JOURNAL is a process diary, monthly digest of choreographic work as well as containing reflections, dialogs, notes and contemplations. It subscribes itself to diverse formats and forms, changing as it goes along, and shaping itself out of the requirements of the moment at hand.
To the Inside

Between two choreographies of Nacho Duato, Staatsballett Berlin performed a marvelous Kylián’s quartet titled Click-Pause-Silence. It was premiered on 11th of November 2000 by Nederlands Dans Theater; Lucent Danstheater Den Haag.

Music structure that holds a choreographic line is a reconstructed composition of J.S. Bach; Präludium No. 24 in b-moll from Das Wohltemperierte Klavier. Kylián and his composer Dirk Haubrich together deconstructed this musical piece, separating it in to the fragments and then building it again to the new whole.

In many ways, this structural gesture regarding the music is already a programatic idea of the choreography; almost autonomous fragments that are capable of reconnecting themselves perpetually to create some new and unexpected relations. Moderate, almost analytical tempo of the work envelops in several frames allowing diverse scenography decisions to logically come together, in a graduation of a thorough dynamic. Each element of the work is therefore in an equal importance scale; dynamic of the image is dispersing itself in to the balanced portions of signs that are emerging gradually; tempo, gesture and form, alienation of the distant positioned screen, fragmentation, loop, deconstruction. Thoughtfully shifting viewer’s gaze on to and in to the different elements that are enveloping in front of our eyes, Kylián succeeds to immerse us in contemplation about heroism of a singularity. Singular meaning here: structured around one’s own position, articulated within itself, communicating an inner form unexchangable. Meticulous and thorough choreography builds the singularism further and opens it to the unexpected spatial and relational solutions.

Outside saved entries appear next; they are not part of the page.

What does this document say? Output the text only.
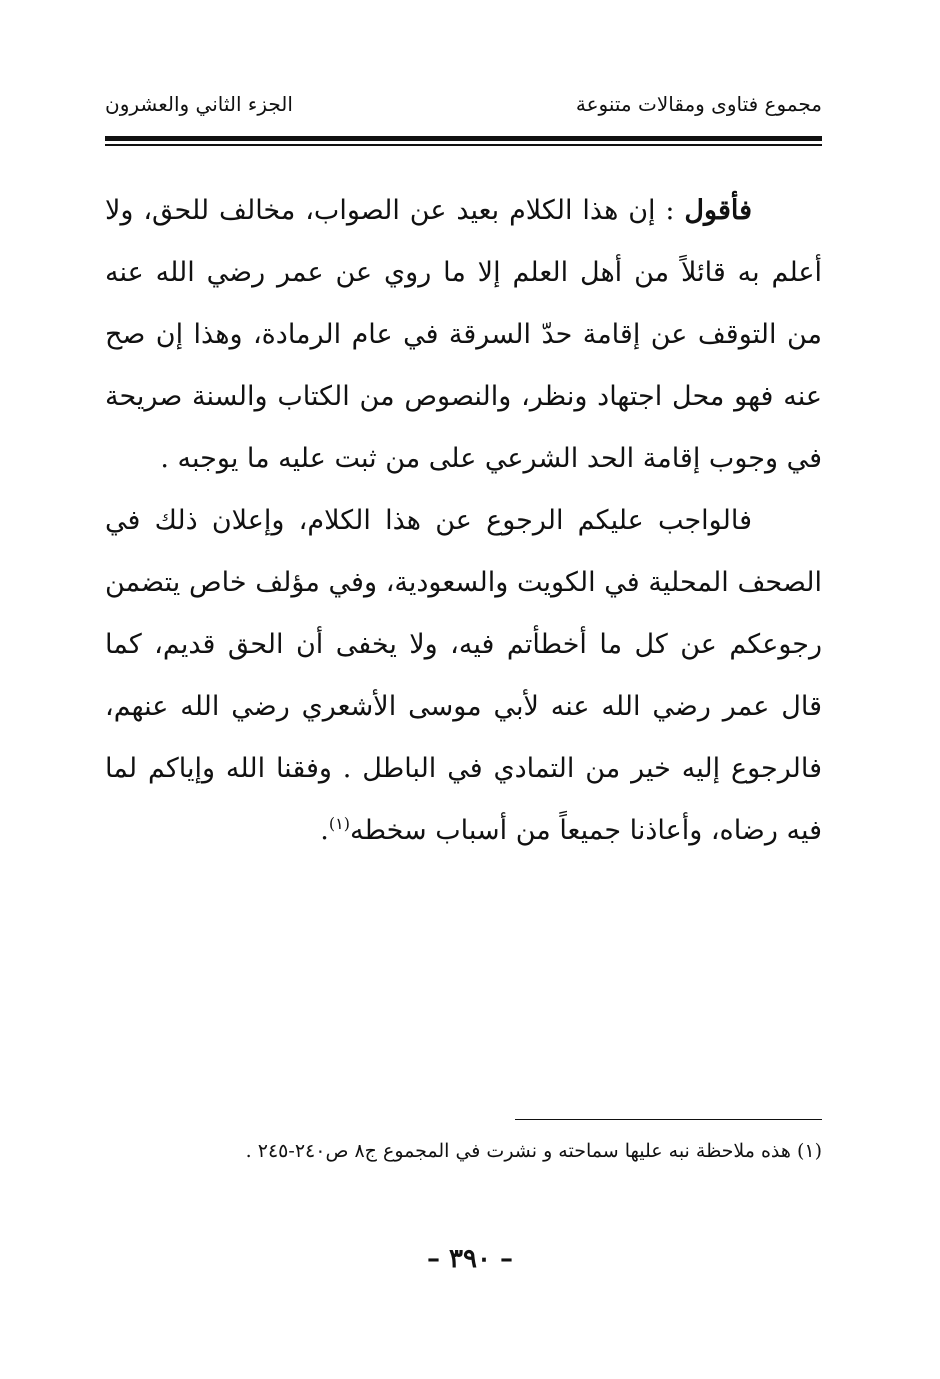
مجموع فتاوى ومقالات متنوعة
الجزء الثاني والعشرون

فأقول : إن هذا الكلام بعيد عن الصواب، مخالف للحق، ولا أعلم به قائلاً من أهل العلم إلا ما روي عن عمر رضي الله عنه من التوقف عن إقامة حدّ السرقة في عام الرمادة، وهذا إن صح عنه فهو محل اجتهاد ونظر، والنصوص من الكتاب والسنة صريحة في وجوب إقامة الحد الشرعي على من ثبت عليه ما يوجبه .

فالواجب عليكم الرجوع عن هذا الكلام، وإعلان ذلك في الصحف المحلية في الكويت والسعودية، وفي مؤلف خاص يتضمن رجوعكم عن كل ما أخطأتم فيه، ولا يخفى أن الحق قديم، كما قال عمر رضي الله عنه لأبي موسى الأشعري رضي الله عنهم، فالرجوع إليه خير من التمادي في الباطل . وفقنا الله وإياكم لما فيه رضاه، وأعاذنا جميعاً من أسباب سخطه$^{(١)}$.

(١) هذه ملاحظة نبه عليها سماحته و نشرت في المجموع ج٨ ص٢٤٠-٢٤٥ .
– ٣٩٠ –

The timespan that the piece occupies is not longer than 20 minutes. Nevertheless, emotion of time seems to be much larger and deeper. This inner innuendo of time channels apart in to diverse layers, allowing different elements of the piece to reveal themselves to the outside and to the inside. This towards the inside motion of the work, this development from the outer to the inside is finding its conclusion in an intriguing moment when the front side of white dance floor is being suddenly lifted a bit, creating an interruption within the stability of the usual scenography, a break in line, an emerging of a volume. “The inside of the envelope is yet another outside, developed (or de-enveloped) otherwise, full of folds, turns, convolutions, and adhesions. Full of invaginations, small heaps, and conglomerations.” as Jean-Luc Nancy would say. Along those lines, Click-Pause-Silence possesses multitude of perspectives, inner and outer, the ones that we are observing and the ones that we are betting on, in a certain sense, the ones that we think autonomously further; while the dance is unfolding and after its end.

A memory that remains is fractured. Talking about it afterwards will bring all kinds of focuses; for some it was bright elusiveness of Bach, for some it is about double vision of projected images, for some (like for me) it was all about the voluminosity of elements. A gaze is allowed to slide, connecting fragments in any possible order and in every order they will convolute to the coherent whole.

Performed by Ilenia Montagnoli, Olaf Kollmannsperger, Vladislav Marinov and Federico Spallitta, the material side of the work offers a challenging framework for calm and contained performativity. Solitary choreographic pattern, eremitic even in relations of a duet or a trio, requires a large portion of expressive moderation: movement articulations in their thoughtfulness that are at the same time alert and vivid. Ilenia Montagnoli masterfully rises to the astringent environment, whereby Kollmannsperger, Marinov and Spallitta would still need a bit of austere execution, steadier in its formality.

Kylián’s work, that often combines form with gestuality, reaches here intriguing asymmetries where movement is understood simultaneously as a dynamic gesture and a flow of form and momentum. Diverse singular lifts and entangled contacts are deepening the proposition of this movement architecture. Exactly that commitment to the formal thoroughness of the movement constructs particular emotional transfer, nostalgia on the brink of a breakdown, sadness that explodes towards the inside, within. Click-Pause-Silence unravels as a digestion of dense moments, structural contemplation that is necessary to render scattered intensities in to some kind of inner building that holds the pattern of time in its place. Recapturing and reoccurring, convoluting and enveloping, as a procedure that enables reading of a meaning of singular presences that are difficult to categorize and grasp on their own.

Staatsballett Berlin embarked with this work within the evening to the challenging contrapunct to Duato’s certainly much more expressionistic position, and that with a great result. Always rooting for more of sophisticated neoformalism I concluded the evening reminiscing with friends about the legacies of Tanztheater and its diverse impacts and readings that are to be found in today’s ballet landscape. Not to be entangled in categories, there are certain flavors of particular era that are inevitably marking a tone of the whole. In this case, we were pondering about the flavors of the 2000s, that feel emotionally to close to consider them as archival past and rationally far enough to start to formalize them more precisely.